Making sense of senseless

If there is one word that should be removed from the dictionary, especially the dictionary used by news organisation headline writers, it is "senseless". I seem to have heard this word constantly throughout this summer, often prefixing "violence", but also attached to decisions made by referendum voters in the United Kingdom: the "senseless violence" of terrorist attacks in France, of the murder of white police officers in the United States, the "senseless decision" to leave the European Union.

My problem with the word is that there is a sense to everything. Nothing in a system involving the behaviour of human beings happens spontaneously; all you have to do is to look for the reason. Now that is, of course, something which certain sectors of the media do not want to do. It may be that the reasons are too opaque or complex for their readership or viewers, or may be these reasons do not suit the political perspective that the particular news organ is trying to push.

Stafford Beer once wrote that the purpose of a system is what it does. We all operate in systems, so one way to make sense of behaviour is to think about the system within which people operate. Now, there are many different systems that we could discuss, but one that concerns me is the global economic system which has prevailed for the last 30 years: neoliberalism.

Neoliberalism has been sold by its supporters as the most effective way to generate economic growth and wealth. And arguably it has succeeded in some respects, but there is also the argument that it has contributed to rising levels of inequality within countries around the world and between countries.  In addition, technologies which make other people's lifestyles more visible may be helping to create a perfect storm where people are increasingly becoming less well off than others and being much more aware of this. A situation which has the potential to explode.

And maybe this summer we are starting to see this explosion. For several years the rise of Islamic fundamentalism has spawned terrorist attacks around the world. While western headline writers like to describe these as "senseless", within the mind of the Salafist-Jihadi there is an innate logic and purpose to it: neoliberalism has contributed to the oppression of the Islamic world. The Black Lives Matter campaign has drawn attention to racial tensions in the United States, and individuals taking the law into their own hands by shooting white police officers see an intrinsic logic in this: neoliberalism has seen my people increasingly pushed to the bottom of the pile and excluded from the freedom and liberties which my country tells me I should have. Demographic analyses of the United Kingdom's electorate's decision to leave the European Union show that those areas of the country which have suffered the most economically in the last 30 years were the most likely to vote "Leave": neoliberalism has benefited a small sector of the British population, particularly those in the affluent south while the post-industrial north has been left to stagnate.

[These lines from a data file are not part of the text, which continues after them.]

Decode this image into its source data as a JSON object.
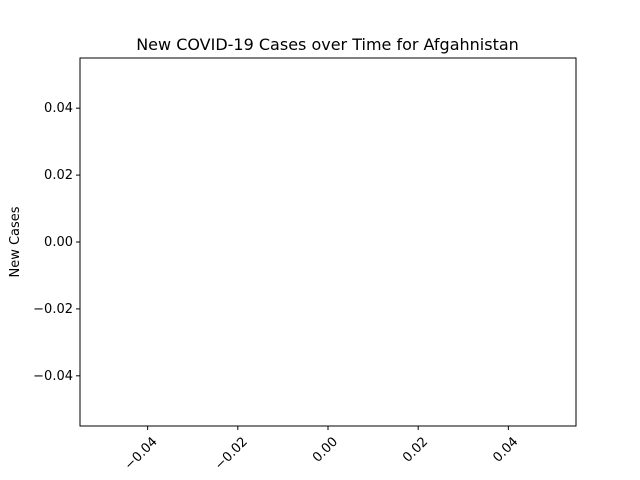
{
  "chart_data": {
    "type": "line",
    "title": "New COVID-19 Cases over Time for Afgahnistan",
    "xlabel": "",
    "ylabel": "New Cases",
    "xlim": [
      -0.055,
      0.055
    ],
    "ylim": [
      -0.055,
      0.055
    ],
    "x_ticks": [
      -0.04,
      -0.02,
      0.0,
      0.02,
      0.04
    ],
    "x_tick_labels": [
      "−0.04",
      "−0.02",
      "0.00",
      "0.02",
      "0.04"
    ],
    "y_ticks": [
      0.04,
      0.02,
      0.0,
      -0.02,
      -0.04
    ],
    "y_tick_labels": [
      "0.04",
      "0.02",
      "0.00",
      "−0.02",
      "−0.04"
    ],
    "grid": false,
    "x_tick_rotation_deg": 45,
    "series": [
      {
        "x": [],
        "values": []
      }
    ]
  }
}
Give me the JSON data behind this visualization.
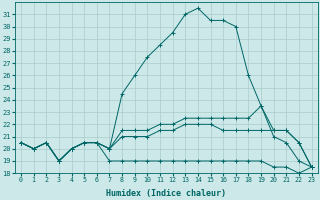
{
  "xlabel": "Humidex (Indice chaleur)",
  "ylim": [
    18,
    32
  ],
  "y_ticks": [
    18,
    19,
    20,
    21,
    22,
    23,
    24,
    25,
    26,
    27,
    28,
    29,
    30,
    31
  ],
  "background_color": "#cce8e8",
  "grid_color": "#aacccc",
  "line_color": "#006666",
  "series": [
    [
      20.5,
      20.0,
      20.5,
      19.0,
      20.0,
      20.5,
      20.5,
      20.0,
      24.5,
      26.0,
      27.5,
      28.5,
      29.5,
      31.0,
      31.5,
      30.5,
      30.5,
      30.0,
      26.0,
      23.5,
      21.0,
      20.5,
      19.0,
      18.5
    ],
    [
      20.5,
      20.0,
      20.5,
      19.0,
      20.0,
      20.5,
      20.5,
      20.0,
      21.5,
      21.5,
      21.5,
      22.0,
      22.0,
      22.5,
      22.5,
      22.5,
      22.5,
      22.5,
      22.5,
      23.5,
      21.5,
      21.5,
      20.5,
      18.5
    ],
    [
      20.5,
      20.0,
      20.5,
      19.0,
      20.0,
      20.5,
      20.5,
      19.0,
      19.0,
      19.0,
      19.0,
      19.0,
      19.0,
      19.0,
      19.0,
      19.0,
      19.0,
      19.0,
      19.0,
      19.0,
      18.5,
      18.5,
      18.0,
      18.5
    ],
    [
      20.5,
      20.0,
      20.5,
      19.0,
      20.0,
      20.5,
      20.5,
      20.0,
      21.0,
      21.0,
      21.0,
      21.5,
      21.5,
      22.0,
      22.0,
      22.0,
      21.5,
      21.5,
      21.5,
      21.5,
      21.5,
      21.5,
      20.5,
      18.5
    ]
  ]
}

Perhaps the dynamics of the neoliberal system are now starting to generate the backlash, and people who have not benefited from the system are rising up to show that they are not prepared to take any more. So, going back to Stafford Beer's observation, what is the purpose of the neoliberal system? If it is to extract wealth from the majority for the benefit of a small minority it has succeeded extremely well. But maybe its time is up.

Let us put the word "senseless" in the bin, and start to take a more systemic look at what is going on around us in the world.